Spiritual Musings on a Chemical World

Tuesday, December 12, 2017

The First Episode: An Exercise in Psychological Remodelling At the Extreme

The thing I wanted to talk about today was, my first delusional episode.

This was the thing that tore my life apart, through my life upside down, pulled it inside out, and changed me as a person so much I didn't recognize myself afterwards.

It's the kind of thing that made me a real person, and gave me as a person substance. Because it was interesting.

But the thing I puzzle over constantly is, what changed? Everything. But what in particular changed. I don't know. I can't point to anything at all and pinpoint, well that personality trait changed. All I know is, the initial episode changed everything about me at the same time.

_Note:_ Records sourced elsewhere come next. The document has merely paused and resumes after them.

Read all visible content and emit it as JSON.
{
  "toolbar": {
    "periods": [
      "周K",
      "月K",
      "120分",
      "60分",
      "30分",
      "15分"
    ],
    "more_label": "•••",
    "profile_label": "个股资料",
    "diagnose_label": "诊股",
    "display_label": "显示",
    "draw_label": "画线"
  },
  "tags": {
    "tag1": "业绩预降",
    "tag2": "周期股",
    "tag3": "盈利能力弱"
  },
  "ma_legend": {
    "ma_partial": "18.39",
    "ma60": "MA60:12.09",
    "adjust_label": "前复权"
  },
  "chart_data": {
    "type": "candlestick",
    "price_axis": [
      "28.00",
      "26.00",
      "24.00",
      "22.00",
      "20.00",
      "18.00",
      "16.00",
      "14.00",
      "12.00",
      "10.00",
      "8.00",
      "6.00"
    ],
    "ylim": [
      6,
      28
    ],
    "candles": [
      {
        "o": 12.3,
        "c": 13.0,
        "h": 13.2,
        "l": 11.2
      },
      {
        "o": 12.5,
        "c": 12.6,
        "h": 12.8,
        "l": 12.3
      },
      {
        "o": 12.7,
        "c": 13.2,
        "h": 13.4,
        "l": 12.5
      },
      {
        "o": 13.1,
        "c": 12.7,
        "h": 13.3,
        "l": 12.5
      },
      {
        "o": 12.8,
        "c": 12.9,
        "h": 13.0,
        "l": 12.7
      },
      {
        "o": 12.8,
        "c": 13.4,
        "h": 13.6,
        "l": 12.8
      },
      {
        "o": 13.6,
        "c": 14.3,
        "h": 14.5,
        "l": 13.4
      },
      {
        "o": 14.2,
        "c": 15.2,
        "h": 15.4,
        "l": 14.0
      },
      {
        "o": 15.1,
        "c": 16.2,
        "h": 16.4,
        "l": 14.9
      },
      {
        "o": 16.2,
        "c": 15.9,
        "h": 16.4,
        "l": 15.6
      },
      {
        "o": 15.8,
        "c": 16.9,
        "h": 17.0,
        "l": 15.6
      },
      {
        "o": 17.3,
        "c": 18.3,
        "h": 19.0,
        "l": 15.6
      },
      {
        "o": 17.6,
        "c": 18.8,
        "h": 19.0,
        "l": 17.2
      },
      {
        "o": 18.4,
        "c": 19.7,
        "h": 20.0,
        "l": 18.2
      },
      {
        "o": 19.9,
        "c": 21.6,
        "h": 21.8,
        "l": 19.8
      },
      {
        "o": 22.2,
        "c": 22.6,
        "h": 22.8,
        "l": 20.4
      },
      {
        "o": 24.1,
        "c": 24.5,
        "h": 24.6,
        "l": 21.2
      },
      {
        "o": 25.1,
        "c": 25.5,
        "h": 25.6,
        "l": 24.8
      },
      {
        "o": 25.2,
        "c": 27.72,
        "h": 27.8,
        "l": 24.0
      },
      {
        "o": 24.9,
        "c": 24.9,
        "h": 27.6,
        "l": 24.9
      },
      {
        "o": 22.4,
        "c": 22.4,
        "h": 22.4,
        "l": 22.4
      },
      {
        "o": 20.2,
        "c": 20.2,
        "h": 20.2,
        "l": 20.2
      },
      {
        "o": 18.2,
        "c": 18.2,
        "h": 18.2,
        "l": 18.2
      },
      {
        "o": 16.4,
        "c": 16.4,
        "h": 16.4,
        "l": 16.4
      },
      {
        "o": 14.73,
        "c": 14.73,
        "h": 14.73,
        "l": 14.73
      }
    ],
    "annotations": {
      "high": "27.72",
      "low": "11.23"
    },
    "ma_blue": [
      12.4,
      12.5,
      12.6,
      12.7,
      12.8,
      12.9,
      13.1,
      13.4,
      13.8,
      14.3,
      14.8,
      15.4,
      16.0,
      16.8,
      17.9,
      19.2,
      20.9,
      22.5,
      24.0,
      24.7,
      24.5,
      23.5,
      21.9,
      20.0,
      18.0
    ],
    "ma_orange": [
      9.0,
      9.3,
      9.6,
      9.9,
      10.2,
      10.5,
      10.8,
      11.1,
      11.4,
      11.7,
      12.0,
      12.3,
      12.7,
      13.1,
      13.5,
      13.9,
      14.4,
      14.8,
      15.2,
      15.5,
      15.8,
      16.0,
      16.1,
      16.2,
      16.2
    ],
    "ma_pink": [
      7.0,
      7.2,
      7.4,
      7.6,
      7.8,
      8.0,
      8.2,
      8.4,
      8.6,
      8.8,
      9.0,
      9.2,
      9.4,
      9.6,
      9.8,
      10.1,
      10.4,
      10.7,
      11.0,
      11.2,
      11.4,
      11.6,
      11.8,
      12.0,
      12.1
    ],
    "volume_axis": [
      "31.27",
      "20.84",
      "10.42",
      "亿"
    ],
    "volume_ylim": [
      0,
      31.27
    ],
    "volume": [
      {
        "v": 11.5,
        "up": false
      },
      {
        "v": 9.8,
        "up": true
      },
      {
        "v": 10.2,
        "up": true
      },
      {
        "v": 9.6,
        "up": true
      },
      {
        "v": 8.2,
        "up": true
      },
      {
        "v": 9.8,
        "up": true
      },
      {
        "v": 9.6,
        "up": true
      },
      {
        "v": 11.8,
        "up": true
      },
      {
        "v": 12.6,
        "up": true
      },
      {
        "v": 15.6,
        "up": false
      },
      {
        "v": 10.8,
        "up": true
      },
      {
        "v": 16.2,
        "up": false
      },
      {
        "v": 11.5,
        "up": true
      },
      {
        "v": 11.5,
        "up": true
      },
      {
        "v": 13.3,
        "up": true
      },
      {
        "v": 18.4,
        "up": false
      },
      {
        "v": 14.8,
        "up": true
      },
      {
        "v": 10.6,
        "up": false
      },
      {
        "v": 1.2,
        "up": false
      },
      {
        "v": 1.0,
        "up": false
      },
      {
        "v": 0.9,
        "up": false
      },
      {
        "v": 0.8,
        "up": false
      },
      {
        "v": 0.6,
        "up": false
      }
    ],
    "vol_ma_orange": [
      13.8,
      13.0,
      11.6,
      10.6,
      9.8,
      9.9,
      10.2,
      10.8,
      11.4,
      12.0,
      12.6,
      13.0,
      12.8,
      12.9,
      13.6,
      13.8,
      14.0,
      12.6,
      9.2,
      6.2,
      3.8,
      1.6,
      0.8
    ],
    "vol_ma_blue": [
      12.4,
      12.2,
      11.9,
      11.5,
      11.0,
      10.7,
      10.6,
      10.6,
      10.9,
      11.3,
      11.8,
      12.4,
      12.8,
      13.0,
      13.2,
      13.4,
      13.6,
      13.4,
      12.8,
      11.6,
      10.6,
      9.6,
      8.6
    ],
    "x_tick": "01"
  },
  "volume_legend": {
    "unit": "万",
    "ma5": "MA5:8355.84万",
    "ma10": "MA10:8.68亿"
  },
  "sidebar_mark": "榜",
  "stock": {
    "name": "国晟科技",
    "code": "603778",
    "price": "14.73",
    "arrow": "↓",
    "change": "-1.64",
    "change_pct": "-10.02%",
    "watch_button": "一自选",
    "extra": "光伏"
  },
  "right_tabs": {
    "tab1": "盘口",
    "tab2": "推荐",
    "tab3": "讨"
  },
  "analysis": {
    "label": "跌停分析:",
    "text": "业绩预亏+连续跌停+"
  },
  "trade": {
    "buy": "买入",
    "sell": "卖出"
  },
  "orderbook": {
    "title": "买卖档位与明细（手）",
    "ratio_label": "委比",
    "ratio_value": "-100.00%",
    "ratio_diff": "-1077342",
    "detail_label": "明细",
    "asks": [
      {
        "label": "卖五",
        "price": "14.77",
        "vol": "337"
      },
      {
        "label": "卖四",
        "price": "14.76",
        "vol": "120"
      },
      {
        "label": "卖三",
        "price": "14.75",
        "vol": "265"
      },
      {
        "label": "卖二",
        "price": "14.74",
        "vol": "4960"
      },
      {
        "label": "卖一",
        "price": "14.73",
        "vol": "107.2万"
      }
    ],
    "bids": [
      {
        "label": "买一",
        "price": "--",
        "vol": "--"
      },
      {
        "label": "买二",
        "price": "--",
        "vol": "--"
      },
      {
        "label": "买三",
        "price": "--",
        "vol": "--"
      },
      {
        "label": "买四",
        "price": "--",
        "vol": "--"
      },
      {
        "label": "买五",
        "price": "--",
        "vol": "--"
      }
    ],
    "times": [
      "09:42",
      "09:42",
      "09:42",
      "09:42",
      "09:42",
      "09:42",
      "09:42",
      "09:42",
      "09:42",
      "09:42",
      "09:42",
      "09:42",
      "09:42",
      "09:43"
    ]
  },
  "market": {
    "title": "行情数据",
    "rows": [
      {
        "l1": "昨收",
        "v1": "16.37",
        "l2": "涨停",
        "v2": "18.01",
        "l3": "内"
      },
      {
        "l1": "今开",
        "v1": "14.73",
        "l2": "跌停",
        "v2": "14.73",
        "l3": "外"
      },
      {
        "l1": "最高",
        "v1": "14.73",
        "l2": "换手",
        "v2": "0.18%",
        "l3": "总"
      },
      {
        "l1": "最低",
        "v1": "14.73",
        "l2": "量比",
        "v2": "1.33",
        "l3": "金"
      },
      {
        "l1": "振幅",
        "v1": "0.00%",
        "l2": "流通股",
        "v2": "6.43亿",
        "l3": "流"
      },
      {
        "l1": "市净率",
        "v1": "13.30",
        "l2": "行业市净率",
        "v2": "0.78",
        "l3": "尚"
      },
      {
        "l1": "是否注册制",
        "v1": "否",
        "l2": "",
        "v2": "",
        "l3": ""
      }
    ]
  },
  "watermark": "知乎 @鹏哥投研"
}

That's why it's a real slap in the face to get unfriended on Facebook over something like this. There was a girl who, through understanding of the social dynamics of some of my social circles, that is the reason she unfriended me, she heard a rumor. And it's like, even if it had been something depressing, or something I wasn't proud of, or something mundane that resulted in delusions, or something I was ashamed of, that would be awful for different reasons. But it was this, the initial episode.

Anyway, this particular unfriending was something that contributed hardcore to my battle with extreme depression and suicidal ideations when I was at Innercept. I don't get any feedback whatsoever about what people are really thinking, because they are not talking to me. I'm not really on speaking terms with them (nothing bad, no phone numbers, didn't keep in touch, I'm not going to write them awkwardly on Facebook for feedback.) The person I am talking to is not responding to me because there is something seriously wrong with him. And what I didn't know that I know now is, is this the kind of thing that other people treat with sensitivity? The answer is absolutely.